Long Load's association with the river is long standing. A bridge over the river is known to have existed by 1335, while by 1448 there were wharves for the loading and unloading of cargoes from boats using the river. The current five arch bridge has medieval origins, but was rebuilt in the 18th century and widened in 1814 it cost of £452. It is a Scheduled Ancient Monument and has been designated as a Grade II* Listed building.

The river was the subject of the abortive Ivelchester and Langport Navigation in 1795, and although the works were never completed, traffic on the river was sufficient for the coal merchants Stukey and Bagehot to establish a coal yard near the bridge by 1824. Water levels were improved by work on the river below Langport, and the 1841 census records that a salt house had been constructed. By then, 88 households lived in Long Load, including a boatman called William Gillett and his family, while another boatman lived near the bridge. Cargoes arriving at the wharves included slates, bricks, tiles and coal, while the main export was timber.

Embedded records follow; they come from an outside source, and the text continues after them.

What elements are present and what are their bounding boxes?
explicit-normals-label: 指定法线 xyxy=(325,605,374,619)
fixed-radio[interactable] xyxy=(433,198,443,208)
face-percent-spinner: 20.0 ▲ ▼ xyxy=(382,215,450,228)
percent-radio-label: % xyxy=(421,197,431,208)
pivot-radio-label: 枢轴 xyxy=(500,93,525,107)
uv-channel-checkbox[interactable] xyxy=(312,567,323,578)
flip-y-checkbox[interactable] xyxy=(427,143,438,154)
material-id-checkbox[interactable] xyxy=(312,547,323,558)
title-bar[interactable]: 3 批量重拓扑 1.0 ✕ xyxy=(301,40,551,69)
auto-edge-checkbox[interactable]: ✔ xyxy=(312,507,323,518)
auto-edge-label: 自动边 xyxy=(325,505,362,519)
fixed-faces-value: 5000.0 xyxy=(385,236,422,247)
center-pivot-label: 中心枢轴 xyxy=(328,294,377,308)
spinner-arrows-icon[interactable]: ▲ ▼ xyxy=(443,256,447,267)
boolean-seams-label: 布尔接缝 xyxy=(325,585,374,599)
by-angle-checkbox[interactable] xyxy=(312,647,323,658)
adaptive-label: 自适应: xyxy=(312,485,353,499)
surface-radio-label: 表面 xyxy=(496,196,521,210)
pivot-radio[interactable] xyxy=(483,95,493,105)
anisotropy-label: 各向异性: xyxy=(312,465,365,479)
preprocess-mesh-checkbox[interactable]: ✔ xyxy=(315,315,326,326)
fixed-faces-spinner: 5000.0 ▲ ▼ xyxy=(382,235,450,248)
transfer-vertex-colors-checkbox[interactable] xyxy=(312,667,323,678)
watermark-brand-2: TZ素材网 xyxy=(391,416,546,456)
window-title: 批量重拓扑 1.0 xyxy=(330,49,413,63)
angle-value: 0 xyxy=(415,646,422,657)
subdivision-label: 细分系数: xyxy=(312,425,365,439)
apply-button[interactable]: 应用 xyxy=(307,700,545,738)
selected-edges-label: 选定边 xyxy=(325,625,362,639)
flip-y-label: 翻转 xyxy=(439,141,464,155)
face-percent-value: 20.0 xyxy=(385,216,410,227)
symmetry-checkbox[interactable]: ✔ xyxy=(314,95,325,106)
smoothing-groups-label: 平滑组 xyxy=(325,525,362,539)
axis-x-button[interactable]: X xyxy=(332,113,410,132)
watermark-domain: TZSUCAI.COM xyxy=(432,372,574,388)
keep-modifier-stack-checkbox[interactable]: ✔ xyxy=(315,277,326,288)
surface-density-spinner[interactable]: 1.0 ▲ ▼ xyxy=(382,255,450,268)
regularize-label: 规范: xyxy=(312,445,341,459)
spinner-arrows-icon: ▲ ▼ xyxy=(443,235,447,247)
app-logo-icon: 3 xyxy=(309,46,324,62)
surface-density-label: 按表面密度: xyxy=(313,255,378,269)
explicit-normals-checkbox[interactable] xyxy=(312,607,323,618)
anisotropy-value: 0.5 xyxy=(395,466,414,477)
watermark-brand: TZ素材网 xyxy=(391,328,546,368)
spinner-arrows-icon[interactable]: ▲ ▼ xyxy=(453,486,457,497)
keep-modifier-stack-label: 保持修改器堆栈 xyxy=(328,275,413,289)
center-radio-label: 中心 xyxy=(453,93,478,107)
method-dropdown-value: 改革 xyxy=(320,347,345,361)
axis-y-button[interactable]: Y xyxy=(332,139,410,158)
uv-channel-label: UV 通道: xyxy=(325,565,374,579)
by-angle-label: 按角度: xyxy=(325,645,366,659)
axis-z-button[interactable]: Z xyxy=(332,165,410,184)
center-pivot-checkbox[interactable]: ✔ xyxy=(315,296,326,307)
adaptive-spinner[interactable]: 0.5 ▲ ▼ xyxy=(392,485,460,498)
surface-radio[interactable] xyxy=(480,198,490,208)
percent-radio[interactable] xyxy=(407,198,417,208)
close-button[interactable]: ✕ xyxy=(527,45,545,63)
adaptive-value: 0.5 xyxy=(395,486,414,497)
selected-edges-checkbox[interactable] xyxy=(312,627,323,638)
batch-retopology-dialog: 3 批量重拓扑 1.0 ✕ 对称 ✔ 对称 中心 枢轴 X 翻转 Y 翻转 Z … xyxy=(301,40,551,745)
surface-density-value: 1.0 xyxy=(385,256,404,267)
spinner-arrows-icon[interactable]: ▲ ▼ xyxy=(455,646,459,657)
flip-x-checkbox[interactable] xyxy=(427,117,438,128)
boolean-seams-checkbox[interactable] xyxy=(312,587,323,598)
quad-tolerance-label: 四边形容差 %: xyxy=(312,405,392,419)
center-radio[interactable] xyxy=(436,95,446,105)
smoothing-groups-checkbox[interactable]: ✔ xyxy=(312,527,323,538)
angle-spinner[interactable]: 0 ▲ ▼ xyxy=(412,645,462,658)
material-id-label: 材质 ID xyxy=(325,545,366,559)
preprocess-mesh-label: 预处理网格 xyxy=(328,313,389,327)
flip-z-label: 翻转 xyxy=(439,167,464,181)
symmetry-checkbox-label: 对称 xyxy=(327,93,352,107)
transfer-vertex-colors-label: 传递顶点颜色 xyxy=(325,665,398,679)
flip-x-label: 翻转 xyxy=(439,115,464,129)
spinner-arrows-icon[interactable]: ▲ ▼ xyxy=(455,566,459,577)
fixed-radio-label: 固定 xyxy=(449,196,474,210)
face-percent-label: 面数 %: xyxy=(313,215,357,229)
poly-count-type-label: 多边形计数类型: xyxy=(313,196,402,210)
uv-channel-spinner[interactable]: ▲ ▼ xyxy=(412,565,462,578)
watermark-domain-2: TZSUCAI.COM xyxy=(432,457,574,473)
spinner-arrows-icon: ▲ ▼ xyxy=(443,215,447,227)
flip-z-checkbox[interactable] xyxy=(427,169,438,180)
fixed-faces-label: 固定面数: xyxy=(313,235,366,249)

The parish was created from the northern parts of the Martock parish in 1895, and was originally 'called Lade', or 'La Lade' taken from the Saxon word lade, meaning water course.

==Governance==
The parish council has responsibility for local issues, including setting an annual precept (local rate) to cover the council's operating costs and producing annual accounts for public scrutiny. The parish council evaluates local planning applications and works with the local police, district council officers, and neighbourhood watch groups on matters of crime, security, and traffic. The parish council's role also includes initiating projects for the maintenance and repair of parish facilities, as well as consulting with the district council on the maintenance, repair, and improvement of highways, drainage, footpaths, public transport, and street cleaning. Conservation matters (including trees and listed buildings) and environmental issues are also the responsibility of the council.

For local government purposes, since 1 April 2023, the parish comes under the unitary authority of Somerset Council. Prior to this, it was part of the non-metropolitan district of South Somerset (established under the Local Government Act 1972). It was part of Yeovil Rural District before 1974.

It is also part of the Glastonbury and Somerton county constituency represented in the House of Commons of the Parliament of the United Kingdom. It elects one Member of Parliament (MP) by the first past the post system of election.

==Religious sites==
In 1548 Long Load chapel was first mentioned, when it was one of the tithings of the parish of Martock. The first solid evidence of a church on the present site is a tablet in the vestry dated 1733, which states that lands were added here at that time.

The Anglican parish Christ Church was built in 1854–1856, by Charles Edmund Giles, replacing a chapel on the site which was first recorded 1418.

The church at Long Load is no longer in use as a church by the parish and has now been sold and is in the process of being redeveloped into a family home.